For defensive investors, stocks don't come much better than Telstra Corporation Ltd (ASX: TLS). However just like any investment, its imperative investors don't overpay for the right to have its shares in their portfolio.
At current prices, I'm not a buyer of Telstra shares, but if I did hold them in my portfolio, I probably wouldn't be in any rush to get rid of them. Here are three reasons why.
1. Cash flows, dividends and interest rates. Ok, so this may sound like more than one reason but hear me out. Telstra's dominant position in many of its product lines allows it to charge a premium to its rivals – like Optus – which enables it to generate great cash flows.
This gives management the ability to invest in the business and pay big dividends consistently. Currently shares trade on a forecast dividend yield of 5.5% fully franked. What's more thanks to RBA interest rates being stuck at just 2.5% (and some tipping they'll go lower), holding onto your shares for the long term for income purposes makes sense, provided you have a sufficient buffer on the current share price.
2. It sells non-discretionary items. Telstra is an established blue-chip company which sells a product people will be unlikely to forgo. Gone are the days when a broadband internet connection or mobile phone were just trendy, they are now essential parts of everyday life and during an economic setback, people are unlikely to go without them.

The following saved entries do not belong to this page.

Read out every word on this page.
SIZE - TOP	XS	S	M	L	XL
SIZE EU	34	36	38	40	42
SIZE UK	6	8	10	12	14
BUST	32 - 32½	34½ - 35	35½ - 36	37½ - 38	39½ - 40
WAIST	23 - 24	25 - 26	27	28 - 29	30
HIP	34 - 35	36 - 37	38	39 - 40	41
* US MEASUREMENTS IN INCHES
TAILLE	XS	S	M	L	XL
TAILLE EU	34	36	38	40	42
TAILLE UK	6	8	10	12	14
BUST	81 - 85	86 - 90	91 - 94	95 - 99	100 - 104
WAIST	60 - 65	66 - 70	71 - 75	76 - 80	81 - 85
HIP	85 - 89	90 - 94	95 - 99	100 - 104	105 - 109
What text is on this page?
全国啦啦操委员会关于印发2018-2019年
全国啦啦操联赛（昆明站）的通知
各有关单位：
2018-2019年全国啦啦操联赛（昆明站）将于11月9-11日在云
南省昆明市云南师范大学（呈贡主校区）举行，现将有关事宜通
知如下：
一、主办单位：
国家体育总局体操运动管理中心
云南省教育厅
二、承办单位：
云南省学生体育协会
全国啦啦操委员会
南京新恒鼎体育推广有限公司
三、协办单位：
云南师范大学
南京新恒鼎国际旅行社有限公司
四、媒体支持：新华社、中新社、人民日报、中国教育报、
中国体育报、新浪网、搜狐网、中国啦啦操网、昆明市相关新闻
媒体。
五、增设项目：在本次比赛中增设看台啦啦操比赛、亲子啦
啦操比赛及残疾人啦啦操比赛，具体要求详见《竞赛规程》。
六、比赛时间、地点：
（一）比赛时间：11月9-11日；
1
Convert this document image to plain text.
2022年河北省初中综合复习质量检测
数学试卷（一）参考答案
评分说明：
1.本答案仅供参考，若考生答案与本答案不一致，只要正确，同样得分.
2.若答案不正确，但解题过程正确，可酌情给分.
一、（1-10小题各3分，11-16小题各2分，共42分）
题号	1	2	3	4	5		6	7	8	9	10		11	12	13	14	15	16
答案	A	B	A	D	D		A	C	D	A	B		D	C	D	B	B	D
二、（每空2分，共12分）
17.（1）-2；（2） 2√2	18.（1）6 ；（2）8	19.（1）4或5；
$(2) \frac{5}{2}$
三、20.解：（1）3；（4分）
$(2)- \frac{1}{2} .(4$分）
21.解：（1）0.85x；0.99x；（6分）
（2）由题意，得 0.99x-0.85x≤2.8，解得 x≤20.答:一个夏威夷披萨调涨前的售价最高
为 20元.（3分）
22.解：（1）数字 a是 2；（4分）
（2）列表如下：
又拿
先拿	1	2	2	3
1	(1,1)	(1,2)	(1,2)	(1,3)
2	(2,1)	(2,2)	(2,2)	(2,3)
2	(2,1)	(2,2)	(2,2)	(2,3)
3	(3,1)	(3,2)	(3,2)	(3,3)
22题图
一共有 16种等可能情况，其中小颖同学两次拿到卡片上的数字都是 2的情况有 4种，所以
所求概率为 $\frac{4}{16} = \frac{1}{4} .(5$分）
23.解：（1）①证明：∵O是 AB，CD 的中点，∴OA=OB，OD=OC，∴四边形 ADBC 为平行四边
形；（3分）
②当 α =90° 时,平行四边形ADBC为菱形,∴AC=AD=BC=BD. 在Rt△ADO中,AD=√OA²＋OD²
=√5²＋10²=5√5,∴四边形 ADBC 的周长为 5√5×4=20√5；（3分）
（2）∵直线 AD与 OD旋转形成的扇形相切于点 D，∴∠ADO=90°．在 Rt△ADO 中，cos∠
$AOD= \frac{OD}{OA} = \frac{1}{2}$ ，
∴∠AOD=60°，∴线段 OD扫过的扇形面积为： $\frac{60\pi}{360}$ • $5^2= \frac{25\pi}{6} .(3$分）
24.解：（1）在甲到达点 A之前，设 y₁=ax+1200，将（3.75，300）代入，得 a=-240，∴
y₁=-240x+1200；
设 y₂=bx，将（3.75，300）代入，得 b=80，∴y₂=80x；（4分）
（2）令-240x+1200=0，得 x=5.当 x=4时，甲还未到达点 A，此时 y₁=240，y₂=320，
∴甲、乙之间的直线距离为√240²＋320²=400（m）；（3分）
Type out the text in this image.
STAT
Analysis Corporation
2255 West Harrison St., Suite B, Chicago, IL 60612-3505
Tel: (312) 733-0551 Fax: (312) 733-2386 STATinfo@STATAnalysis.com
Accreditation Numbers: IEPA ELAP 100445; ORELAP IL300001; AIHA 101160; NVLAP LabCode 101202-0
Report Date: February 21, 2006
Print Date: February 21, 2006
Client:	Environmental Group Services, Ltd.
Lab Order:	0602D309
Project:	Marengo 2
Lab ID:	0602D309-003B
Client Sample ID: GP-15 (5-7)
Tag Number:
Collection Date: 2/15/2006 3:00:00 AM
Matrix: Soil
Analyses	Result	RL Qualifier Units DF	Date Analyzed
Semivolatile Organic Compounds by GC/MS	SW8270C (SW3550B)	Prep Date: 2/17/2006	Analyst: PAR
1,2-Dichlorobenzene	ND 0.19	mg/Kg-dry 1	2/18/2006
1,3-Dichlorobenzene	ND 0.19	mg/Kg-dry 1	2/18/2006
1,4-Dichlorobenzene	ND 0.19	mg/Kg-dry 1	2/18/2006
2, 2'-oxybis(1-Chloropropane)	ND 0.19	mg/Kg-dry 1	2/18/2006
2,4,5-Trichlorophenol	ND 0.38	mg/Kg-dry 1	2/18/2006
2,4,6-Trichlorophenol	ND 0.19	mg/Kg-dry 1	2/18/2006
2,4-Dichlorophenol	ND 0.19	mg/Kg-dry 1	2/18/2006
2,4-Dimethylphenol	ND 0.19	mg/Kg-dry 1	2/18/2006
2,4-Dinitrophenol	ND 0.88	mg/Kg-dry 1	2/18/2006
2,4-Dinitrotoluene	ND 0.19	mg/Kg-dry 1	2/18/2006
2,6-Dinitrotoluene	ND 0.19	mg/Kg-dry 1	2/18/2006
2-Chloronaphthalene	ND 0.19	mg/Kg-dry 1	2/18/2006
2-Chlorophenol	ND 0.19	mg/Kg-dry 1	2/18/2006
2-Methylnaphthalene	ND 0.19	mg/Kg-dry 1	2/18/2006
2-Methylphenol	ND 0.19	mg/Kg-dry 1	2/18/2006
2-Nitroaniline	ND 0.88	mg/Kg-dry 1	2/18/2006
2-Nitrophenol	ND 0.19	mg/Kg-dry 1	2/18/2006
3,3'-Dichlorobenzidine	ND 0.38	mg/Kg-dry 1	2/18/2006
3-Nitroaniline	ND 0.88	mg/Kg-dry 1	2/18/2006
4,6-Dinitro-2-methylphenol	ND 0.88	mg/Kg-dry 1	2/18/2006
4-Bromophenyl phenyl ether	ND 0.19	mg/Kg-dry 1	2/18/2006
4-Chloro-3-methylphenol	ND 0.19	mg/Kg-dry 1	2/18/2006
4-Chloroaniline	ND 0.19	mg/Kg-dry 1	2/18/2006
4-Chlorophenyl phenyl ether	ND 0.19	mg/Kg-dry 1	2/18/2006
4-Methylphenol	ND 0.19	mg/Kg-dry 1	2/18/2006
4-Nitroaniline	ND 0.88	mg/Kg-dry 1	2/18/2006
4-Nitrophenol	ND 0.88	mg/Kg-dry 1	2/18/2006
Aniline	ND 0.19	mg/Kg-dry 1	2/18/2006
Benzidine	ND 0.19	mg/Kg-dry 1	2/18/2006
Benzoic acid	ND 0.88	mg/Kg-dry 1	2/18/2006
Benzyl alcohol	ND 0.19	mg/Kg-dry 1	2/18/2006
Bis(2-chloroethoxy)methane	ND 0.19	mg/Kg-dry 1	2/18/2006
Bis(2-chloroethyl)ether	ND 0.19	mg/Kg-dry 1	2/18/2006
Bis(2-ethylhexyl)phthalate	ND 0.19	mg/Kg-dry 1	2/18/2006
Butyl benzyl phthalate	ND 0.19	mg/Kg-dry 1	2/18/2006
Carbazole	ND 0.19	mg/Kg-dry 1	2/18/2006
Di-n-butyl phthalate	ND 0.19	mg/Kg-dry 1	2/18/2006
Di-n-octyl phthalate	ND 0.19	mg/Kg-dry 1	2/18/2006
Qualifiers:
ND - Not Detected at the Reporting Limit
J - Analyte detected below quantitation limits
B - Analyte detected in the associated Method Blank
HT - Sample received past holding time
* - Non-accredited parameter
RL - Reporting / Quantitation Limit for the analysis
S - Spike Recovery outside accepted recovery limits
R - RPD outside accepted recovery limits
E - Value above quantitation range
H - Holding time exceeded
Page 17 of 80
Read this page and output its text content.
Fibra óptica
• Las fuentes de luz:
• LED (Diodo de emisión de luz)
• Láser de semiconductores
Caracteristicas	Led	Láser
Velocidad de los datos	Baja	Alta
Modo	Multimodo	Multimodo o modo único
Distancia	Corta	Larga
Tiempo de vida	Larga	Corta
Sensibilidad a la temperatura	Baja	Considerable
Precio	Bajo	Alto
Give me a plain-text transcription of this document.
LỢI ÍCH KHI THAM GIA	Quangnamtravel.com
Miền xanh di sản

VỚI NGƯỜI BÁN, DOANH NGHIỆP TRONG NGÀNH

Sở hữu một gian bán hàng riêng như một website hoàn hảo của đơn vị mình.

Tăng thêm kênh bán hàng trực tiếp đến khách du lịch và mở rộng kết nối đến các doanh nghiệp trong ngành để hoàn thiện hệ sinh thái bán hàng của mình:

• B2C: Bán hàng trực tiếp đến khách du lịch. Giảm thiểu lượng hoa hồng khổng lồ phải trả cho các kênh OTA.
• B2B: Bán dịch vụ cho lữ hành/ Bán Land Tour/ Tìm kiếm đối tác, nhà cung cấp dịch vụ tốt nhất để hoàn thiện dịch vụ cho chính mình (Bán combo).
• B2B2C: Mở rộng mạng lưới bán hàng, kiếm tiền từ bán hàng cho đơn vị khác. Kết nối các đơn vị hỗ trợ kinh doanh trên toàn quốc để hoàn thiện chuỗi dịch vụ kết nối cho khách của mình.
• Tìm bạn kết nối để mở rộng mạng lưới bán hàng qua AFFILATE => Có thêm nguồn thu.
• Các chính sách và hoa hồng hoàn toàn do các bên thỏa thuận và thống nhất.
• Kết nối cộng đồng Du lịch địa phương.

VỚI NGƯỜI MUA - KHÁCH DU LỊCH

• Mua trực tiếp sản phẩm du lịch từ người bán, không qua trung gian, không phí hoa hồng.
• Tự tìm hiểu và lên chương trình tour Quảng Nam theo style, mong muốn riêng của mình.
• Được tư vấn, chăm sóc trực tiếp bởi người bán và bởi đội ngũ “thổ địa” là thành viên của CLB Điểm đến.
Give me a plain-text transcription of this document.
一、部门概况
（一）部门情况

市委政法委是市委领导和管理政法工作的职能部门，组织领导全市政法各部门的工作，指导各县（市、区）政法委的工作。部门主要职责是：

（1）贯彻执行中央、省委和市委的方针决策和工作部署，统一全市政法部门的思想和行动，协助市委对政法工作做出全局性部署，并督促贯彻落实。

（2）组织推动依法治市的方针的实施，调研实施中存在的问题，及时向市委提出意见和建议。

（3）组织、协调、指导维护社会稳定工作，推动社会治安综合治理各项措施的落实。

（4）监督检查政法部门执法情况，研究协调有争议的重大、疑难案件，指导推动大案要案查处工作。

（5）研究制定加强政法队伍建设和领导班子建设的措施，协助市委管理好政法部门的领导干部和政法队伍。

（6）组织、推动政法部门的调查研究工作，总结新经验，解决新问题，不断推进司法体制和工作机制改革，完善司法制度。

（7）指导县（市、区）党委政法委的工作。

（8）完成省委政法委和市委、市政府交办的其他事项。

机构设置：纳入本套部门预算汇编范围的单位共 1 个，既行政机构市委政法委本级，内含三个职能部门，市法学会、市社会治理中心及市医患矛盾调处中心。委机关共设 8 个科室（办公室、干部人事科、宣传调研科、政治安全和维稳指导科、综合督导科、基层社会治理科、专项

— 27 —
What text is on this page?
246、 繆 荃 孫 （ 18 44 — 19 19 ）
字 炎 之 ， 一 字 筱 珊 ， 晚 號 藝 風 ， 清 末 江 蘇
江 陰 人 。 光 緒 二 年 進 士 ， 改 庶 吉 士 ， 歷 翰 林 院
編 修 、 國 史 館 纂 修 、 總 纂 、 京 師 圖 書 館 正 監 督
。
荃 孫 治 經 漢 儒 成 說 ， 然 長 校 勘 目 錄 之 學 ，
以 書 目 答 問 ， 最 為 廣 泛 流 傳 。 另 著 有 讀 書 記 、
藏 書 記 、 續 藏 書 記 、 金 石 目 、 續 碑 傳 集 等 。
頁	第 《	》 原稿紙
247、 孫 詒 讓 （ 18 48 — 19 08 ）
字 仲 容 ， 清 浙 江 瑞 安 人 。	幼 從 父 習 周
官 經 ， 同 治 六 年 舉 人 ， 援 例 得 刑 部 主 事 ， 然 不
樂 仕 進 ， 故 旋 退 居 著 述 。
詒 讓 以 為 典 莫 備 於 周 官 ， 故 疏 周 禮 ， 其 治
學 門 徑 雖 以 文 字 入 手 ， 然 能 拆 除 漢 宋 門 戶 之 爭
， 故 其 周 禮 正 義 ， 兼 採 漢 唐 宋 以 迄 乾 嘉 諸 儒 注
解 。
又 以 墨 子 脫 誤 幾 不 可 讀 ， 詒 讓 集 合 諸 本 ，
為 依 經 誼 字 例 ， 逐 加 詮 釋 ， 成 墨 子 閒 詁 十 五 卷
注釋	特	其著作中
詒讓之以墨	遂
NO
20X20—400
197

3. Modest growth. Telstra's sheer size makes it harder for management to grow the company at the blistering pace you'd expect from smaller telcos. However defensive investors would gladly give up the volatility often attributed to junior players in exchange for modestly growing revenues. Thanks to its expansion in Asia, the increase in machine-to-machine communication and ongoing growth in the Network Application Services (NAS) division, Telstra will likely grow its top line modestly for many years.